手短に日常に益するのは、泡沫であるが、長年の糧になるのは、間違いなく「海」であろう。私は今、ゲーテの「ファウスト」、三島由紀夫の「金閣寺」を読んで、大きな挫折感に沈んでいる。分からないことの、巨大な海の有毒性にからだを蝕まれながら、何も分かったような言葉を綴ることができず、苦しくも絞り出した言葉は、以上のものだ。

 

さて、そういうわけで、今日はこれ以上、書くことが思い当たらないが、この分量で1000日投稿を誇るには、あまりにも拍子抜けである。そんなつまらない虚栄心から、まさにこの「虚栄心」について、考えをまとめてみたい。

 

電気が使えず、パソコンも使えなくなった背景から、草枕月記に投稿するかわりに、こうして自前のノートに手記をはじめて一週間が経った。人に読まれる前提で書いているものの、まだ現実には人に読まれておらず、このまま無事に、人に読まれる保障もないという状態は、私にとっては新鮮な感覚である。また、こうした断絶状態にあって、そもそも人目に浴びることの当たり前になりすぎた状態こそ、むしろ不自然であるのかもしれない。

 

ネットによって、ブログやブイログというものが公にさらされるようになって久しい。それらのすべては虚栄心の牛耳るところにちがいなく、本来、ここに生ずるべきはずの「恥」は、発信や共有という口実によって無きものにされた。己の分を弁えている人間であれば、安易に己の稚拙な考えを世にさらすような真似はできないだろう。私も、当のブログをはじめたのは、ヒッチハイクで日本一周を為し終えたときの、虚栄心であった。「恥」はあった。分も弁え、躊躇した。

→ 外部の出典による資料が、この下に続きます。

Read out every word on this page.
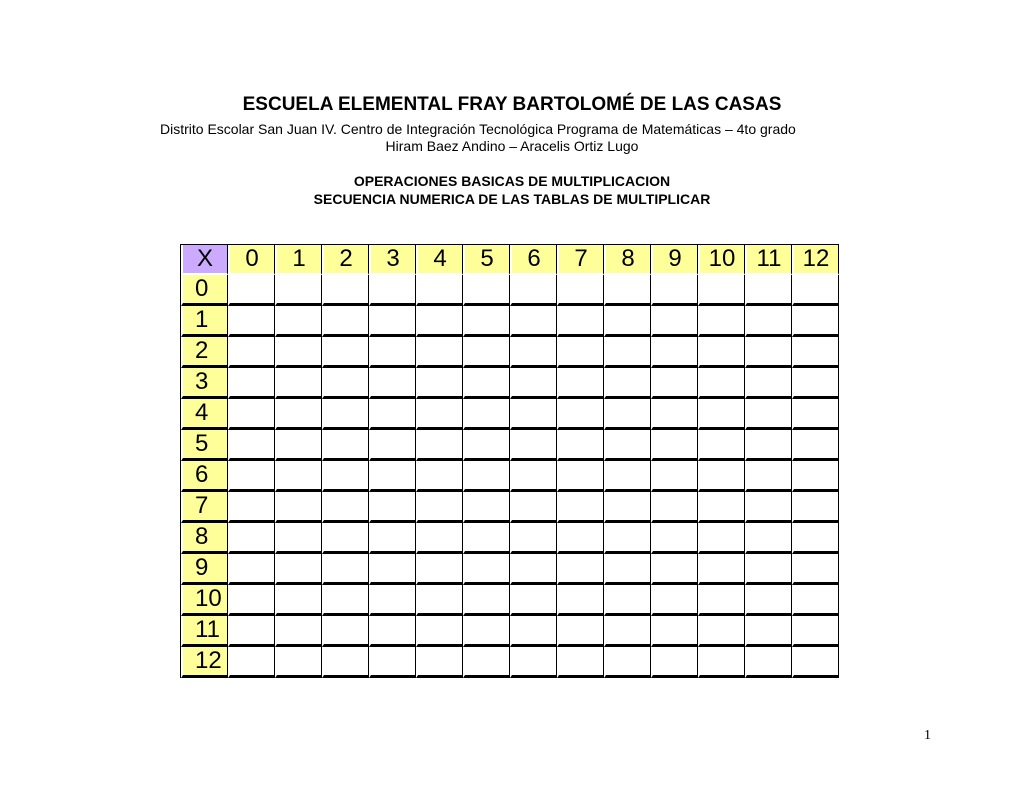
ESCUELA ELEMENTAL FRAY BARTOLOMÉ DE LAS CASAS
Distrito Escolar San Juan IV. Centro de Integración Tecnológica Programa de Matemáticas – 4to grado
Hiram Baez Andino – Aracelis Ortiz Lugo
OPERACIONES BASICAS DE MULTIPLICACION
SECUENCIA NUMERICA DE LAS TABLAS DE MULTIPLICAR
X	0	1	2	3	4	5	6	7	8	9	10	11	12
0													
1													
2													
3													
4													
5													
6													
7													
8													
9													
10													
11													
12													
1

しかし、虚栄心の前に屈服したことは確かである。

 

こうした虚栄心に満ちた電脳空間とはいえ、虚栄心によって生み出される「賑やかさ」というものは、われわれの慰みになる。虚栄心に苦しめられながら、虚栄心に屈服する、これが電脳空間に未練をのこしつづける私のような人間の実態だとしたら、なんとも屈辱的である。

 

隠遁生活。使い古された言葉ではあるが、電脳世界への一切の逃走機会がなくなり、常に生身の世界を抱き締めている感覚は、無上の喜びに匹敵するものだと、心から感ずる今日である。

 

【書物の海 #19】金閣寺, 三島由紀夫

「戦争中の安寧秩序は、人の非業の死の公開によって保たれていたと思わないかね。死刑の公開が行われなくなったのは、人心を殺伐ならしめると考えられたからだそうだ。ばかげた話さ。空襲中の死体を片付けていた人たちは、みんなやさしい快活な様子をしていた。

人の苦悶と血と断末魔の呻きを見ることは、人間を謙虚にし、人の心を繊細に、明るく、和やかにするんだのに。

(中略)

俺たちが突如として残虐になるのは、たとえばこんなうららかな春の午後、よく刈り込まれた芝生の上に、木漏れ陽の戯れているのをぼんやり眺めているときのような、そういう瞬間だと思わないかね。